Unfortunately, the popularity of the Crush Pinball series overshadowed gamers' attention for Time Cruise, and the situation is not helped by its lackluster graphics and middling difficulty. Still, it has its fans — some are drawn to its uncomplicated pinball action, while others are drawn to its diverse collection of minigames.
Time Cruise demonstrates the following tropes:
- Cap: The game caps at 99,999,999 points.
- Excuse Plot: The instructions have a backstory about Eric, a scientific genius who has received instructions from telepathic aliens on how to implement Time Travel.
- Imported Alien Phlebotinum: The time machine, which was given by extraterrestrials.
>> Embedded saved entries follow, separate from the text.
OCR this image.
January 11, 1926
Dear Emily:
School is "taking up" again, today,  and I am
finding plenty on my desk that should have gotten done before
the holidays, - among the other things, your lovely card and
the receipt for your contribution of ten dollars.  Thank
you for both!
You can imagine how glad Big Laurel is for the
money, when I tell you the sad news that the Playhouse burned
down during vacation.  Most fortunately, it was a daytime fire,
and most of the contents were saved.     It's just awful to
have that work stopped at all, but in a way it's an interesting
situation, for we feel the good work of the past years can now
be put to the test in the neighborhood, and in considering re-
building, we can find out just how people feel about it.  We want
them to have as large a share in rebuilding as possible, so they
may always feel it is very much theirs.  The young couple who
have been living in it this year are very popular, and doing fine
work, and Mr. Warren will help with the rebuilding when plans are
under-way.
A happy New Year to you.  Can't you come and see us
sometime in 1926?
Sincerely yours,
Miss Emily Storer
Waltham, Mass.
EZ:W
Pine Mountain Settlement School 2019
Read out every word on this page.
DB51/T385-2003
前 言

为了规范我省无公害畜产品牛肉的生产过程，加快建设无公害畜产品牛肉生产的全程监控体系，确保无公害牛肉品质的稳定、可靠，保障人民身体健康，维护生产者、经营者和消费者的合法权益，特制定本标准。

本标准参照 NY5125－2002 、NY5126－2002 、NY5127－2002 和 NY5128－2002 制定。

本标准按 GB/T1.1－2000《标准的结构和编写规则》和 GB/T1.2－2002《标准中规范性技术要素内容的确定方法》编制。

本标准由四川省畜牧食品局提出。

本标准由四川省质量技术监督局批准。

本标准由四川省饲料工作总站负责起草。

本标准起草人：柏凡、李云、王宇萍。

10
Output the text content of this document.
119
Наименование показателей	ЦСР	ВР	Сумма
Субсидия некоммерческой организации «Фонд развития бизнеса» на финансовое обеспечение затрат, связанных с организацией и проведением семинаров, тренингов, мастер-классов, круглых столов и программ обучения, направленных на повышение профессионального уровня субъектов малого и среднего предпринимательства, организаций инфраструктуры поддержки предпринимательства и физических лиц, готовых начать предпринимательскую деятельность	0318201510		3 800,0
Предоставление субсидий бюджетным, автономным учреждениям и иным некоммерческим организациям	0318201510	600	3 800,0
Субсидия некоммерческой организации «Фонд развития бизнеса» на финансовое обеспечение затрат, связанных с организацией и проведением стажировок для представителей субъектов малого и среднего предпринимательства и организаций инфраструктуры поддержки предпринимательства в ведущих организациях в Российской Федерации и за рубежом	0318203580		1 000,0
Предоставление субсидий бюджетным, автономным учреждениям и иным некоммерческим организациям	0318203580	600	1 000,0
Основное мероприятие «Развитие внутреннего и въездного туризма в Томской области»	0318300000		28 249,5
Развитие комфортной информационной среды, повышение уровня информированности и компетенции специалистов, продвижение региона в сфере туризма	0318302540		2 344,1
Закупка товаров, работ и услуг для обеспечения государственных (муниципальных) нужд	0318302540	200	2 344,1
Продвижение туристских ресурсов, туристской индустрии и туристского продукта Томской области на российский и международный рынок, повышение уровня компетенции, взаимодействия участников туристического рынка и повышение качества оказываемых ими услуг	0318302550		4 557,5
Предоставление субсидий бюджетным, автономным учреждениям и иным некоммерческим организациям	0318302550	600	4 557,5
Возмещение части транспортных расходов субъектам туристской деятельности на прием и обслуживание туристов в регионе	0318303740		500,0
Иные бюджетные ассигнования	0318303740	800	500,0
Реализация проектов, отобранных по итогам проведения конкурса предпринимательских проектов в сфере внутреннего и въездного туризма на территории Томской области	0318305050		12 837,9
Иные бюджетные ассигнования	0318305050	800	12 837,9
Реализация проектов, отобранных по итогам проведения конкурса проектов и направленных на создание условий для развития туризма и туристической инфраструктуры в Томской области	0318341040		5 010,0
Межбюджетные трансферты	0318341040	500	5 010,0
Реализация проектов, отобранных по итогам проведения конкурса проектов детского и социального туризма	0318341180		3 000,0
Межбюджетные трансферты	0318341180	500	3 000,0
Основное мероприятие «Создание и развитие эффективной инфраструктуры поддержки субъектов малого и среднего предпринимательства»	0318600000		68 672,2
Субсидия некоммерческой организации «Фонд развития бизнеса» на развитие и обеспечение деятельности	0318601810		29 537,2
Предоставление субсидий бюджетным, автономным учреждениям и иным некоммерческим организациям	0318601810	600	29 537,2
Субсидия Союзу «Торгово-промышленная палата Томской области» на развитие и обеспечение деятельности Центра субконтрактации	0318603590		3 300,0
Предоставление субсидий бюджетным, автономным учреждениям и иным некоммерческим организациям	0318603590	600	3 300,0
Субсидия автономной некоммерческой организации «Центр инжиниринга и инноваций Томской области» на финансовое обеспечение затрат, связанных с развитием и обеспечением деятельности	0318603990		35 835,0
- Mundane Utility: Apparently, one of the best things to do with a time machine is to travel across time to play golf on prehistoric Earth.
- No Ending: If you're expecting any sort of resolution about Eric, time travel, or the telepathic aliens, you'll be sorely disappointed.
- Our Time Machine Is Different: According to the Excuse Plot, the time machine consists of a system of seven buildings linked together with a high-speed spherical pod.
- Uninstallment: The Japanese release was actually called Time Cruise II, as the original Time Cruise was a game in development but never released. The publisher, FACE, decided to skip the original and release only the sequel.